Impende notar que o posicionamento desta Colenda Câmara não discrepa deste posicionamento, como pode ser visto nos julgamentos dos Agravos de Instrumento nº 15.518.0/9, rel. Des. SABINO NETO, e 18.340.0/8, Rel. Des. YUSSEF CAHALI, a par de outros v. acórdãos mencionados na petição de interposição deste recurso.
Frise-se que a celeridade desejada pelo legislador não pode esbarrar em escolho colocado pelo próprio Poder que, constitucionalmente, detém a tarefa de prestar a tutela jurisdicional, sendo necessário lembrar que, nos dias atuais, em que sociedade tanto clama contra a morosidade da Justiça a providência reclamada, que é simples, sem causa de tanta celeuma, com prejuízo especialmente, dos menores cuja situação urge adoção de medidas que se mostrem adequadas no caso concreto.

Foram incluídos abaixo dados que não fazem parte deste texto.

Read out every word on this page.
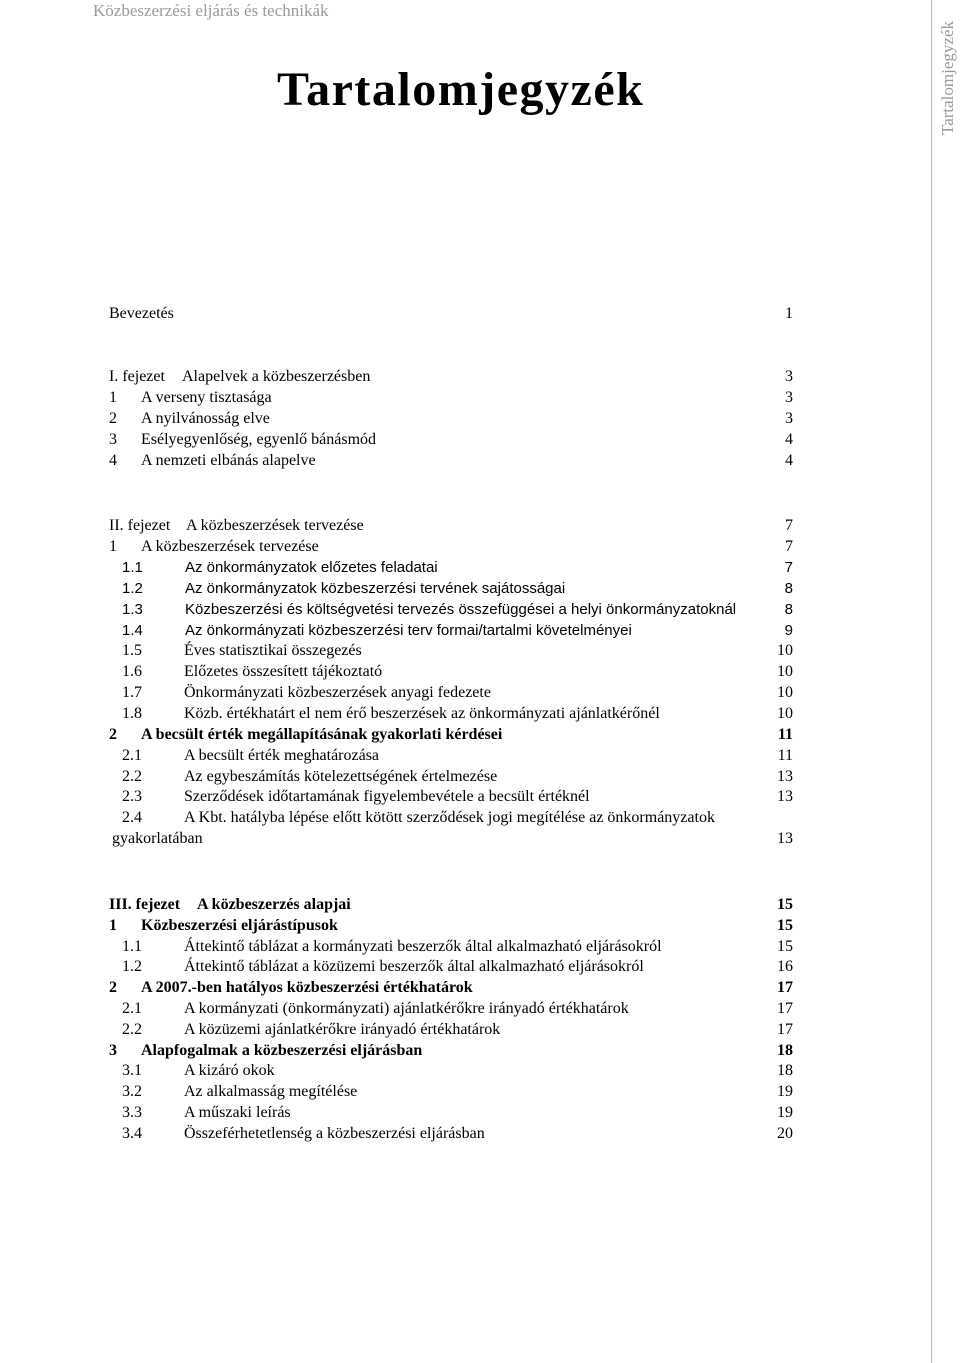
Közbeszerzési eljárás és technikák
Tartalomjegyzék
Tartalomjegyzék
Bevezetés	1
I. fejezet Alapelvek a közbeszerzésben	3
1 A verseny tisztasága	3
2 A nyilvánosság elve	3
3 Esélyegyenlőség, egyenlő bánásmód	4
4 A nemzeti elbánás alapelve	4
II. fejezet A közbeszerzések tervezése	7
1 A közbeszerzések tervezése	7
1.1	Az önkormányzatok előzetes feladatai	7
1.2	Az önkormányzatok közbeszerzési tervének sajátosságai	8
1.3	Közbeszerzési és költségvetési tervezés összefüggései a helyi önkormányzatoknál	8
1.4	Az önkormányzati közbeszerzési terv formai/tartalmi követelményei	9
1.5	Éves statisztikai összegezés	10
1.6	Előzetes összesített tájékoztató	10
1.7	Önkormányzati közbeszerzések anyagi fedezete	10
1.8	Közb. értékhatárt el nem érő beszerzések az önkormányzati ajánlatkérőnél	10
2 A becsült érték megállapításának gyakorlati kérdései	11
2.1	A becsült érték meghatározása	11
2.2	Az egybeszámítás kötelezettségének értelmezése	13
2.3	Szerződések időtartamának figyelembevétele a becsült értéknél	13
2.4	A Kbt. hatályba lépése előtt kötött szerződések jogi megítélése az önkormányzatok
gyakorlatában	13
III. fejezet A közbeszerzés alapjai	15
1 Közbeszerzési eljárástípusok	15
1.1	Áttekintő táblázat a kormányzati beszerzők által alkalmazható eljárásokról	15
1.2	Áttekintő táblázat a közüzemi beszerzők által alkalmazható eljárásokról	16
2 A 2007.-ben hatályos közbeszerzési értékhatárok	17
2.1	A kormányzati (önkormányzati) ajánlatkérőkre irányadó értékhatárok	17
2.2	A közüzemi ajánlatkérőkre irányadó értékhatárok	17
3 Alapfogalmak a közbeszerzési eljárásban	18
3.1	A kizáró okok	18
3.2	Az alkalmasság megítélése	19
3.3	A műszaki leírás	19
3.4	Összeférhetetlenség a közbeszerzési eljárásban	20
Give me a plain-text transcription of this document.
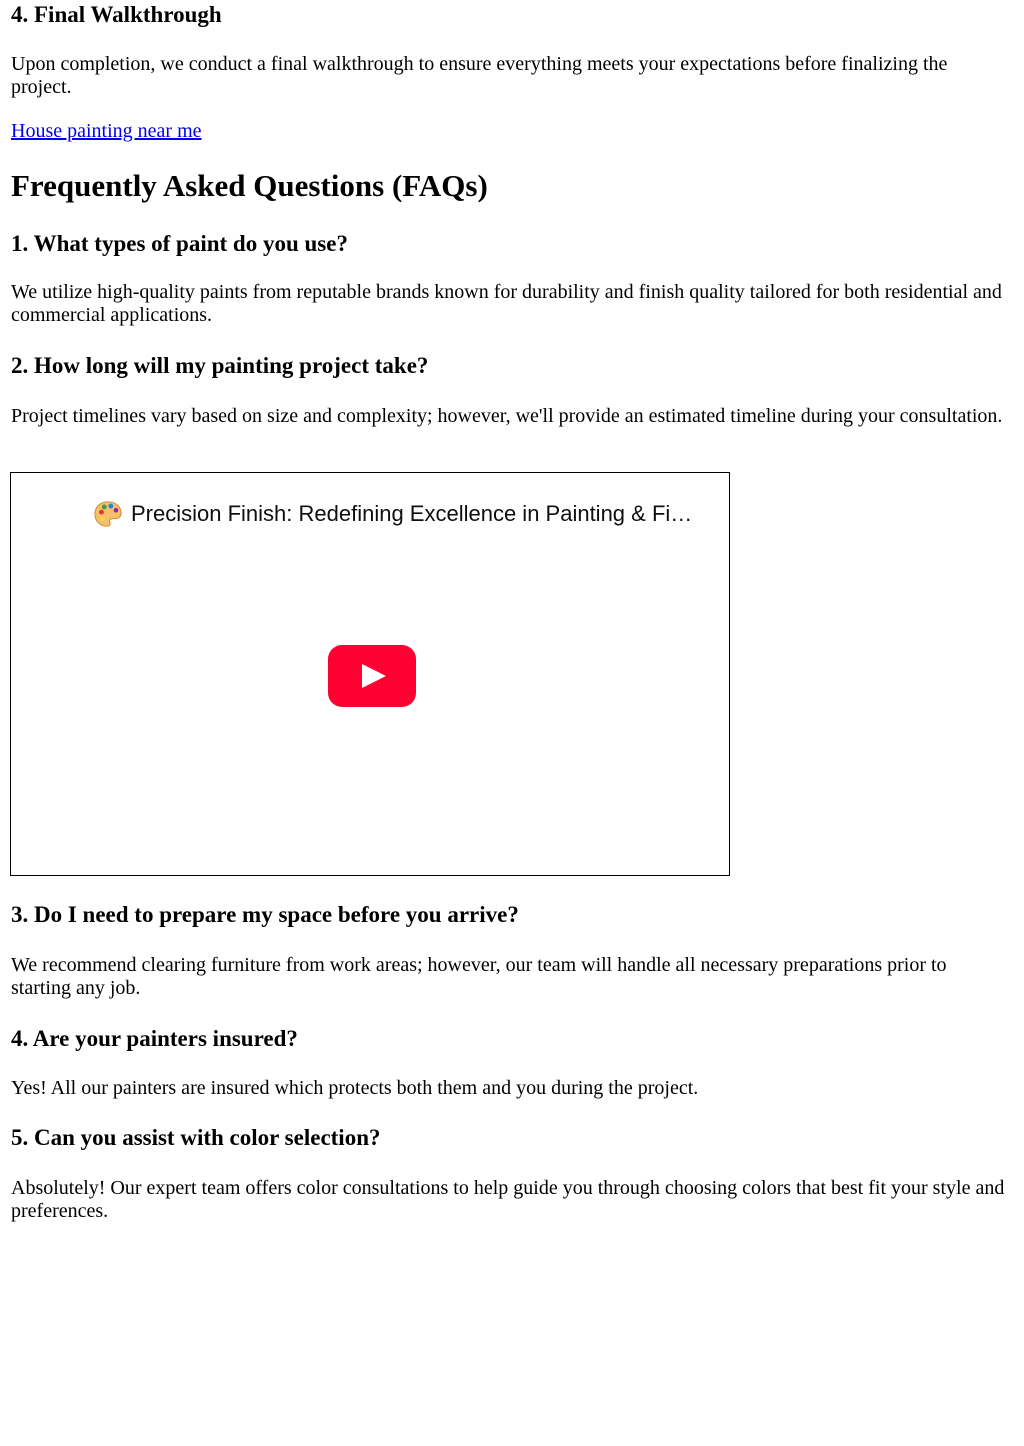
4. Final Walkthrough

Upon completion, we conduct a final walkthrough to ensure everything meets your expectations before finalizing the project.

House painting near me
Frequently Asked Questions (FAQs)
1. What types of paint do you use?

We utilize high-quality paints from reputable brands known for durability and finish quality tailored for both residential and commercial applications.

2. How long will my painting project take?

Project timelines vary based on size and complexity; however, we'll provide an estimated timeline during your consultation.

Precision Finish: Redefining Excellence in Painting & Fi…
3. Do I need to prepare my space before you arrive?

We recommend clearing furniture from work areas; however, our team will handle all necessary preparations prior to starting any job.

4. Are your painters insured?

Yes! All our painters are insured which protects both them and you during the project.

5. Can you assist with color selection?

Absolutely! Our expert team offers color consultations to help guide you through choosing colors that best fit your style and preferences.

Ante o exposto, dá-se provimento ao recurso, confirmada a liminar concedida.
NIGRO CONCEIÇÃO
Relator
No mesmo sentido: AI nº 75.288-0/7-00, Sumaré/SP - Câm. Esp. - Rel. Des. Nigro Conceição - j. 19/10/00 - m.v; AI 75.287-0/2-00, Sumaré/SP - Câm. Esp. - Rel. Des. Nigro Conceição - j. 19/10/00 - m.v; AI nº 73.461-0/2-00, Sumaré/SP - Câm. Esp. - Rel. Des. Nigro Conceição - j. 23/11/00 - m.v; AI nº 72.593-0/7-00, Sumaré/SP - Câm. Esp. - Rel. Des. Nigro Conceição - j. 23/11/00 - m.v.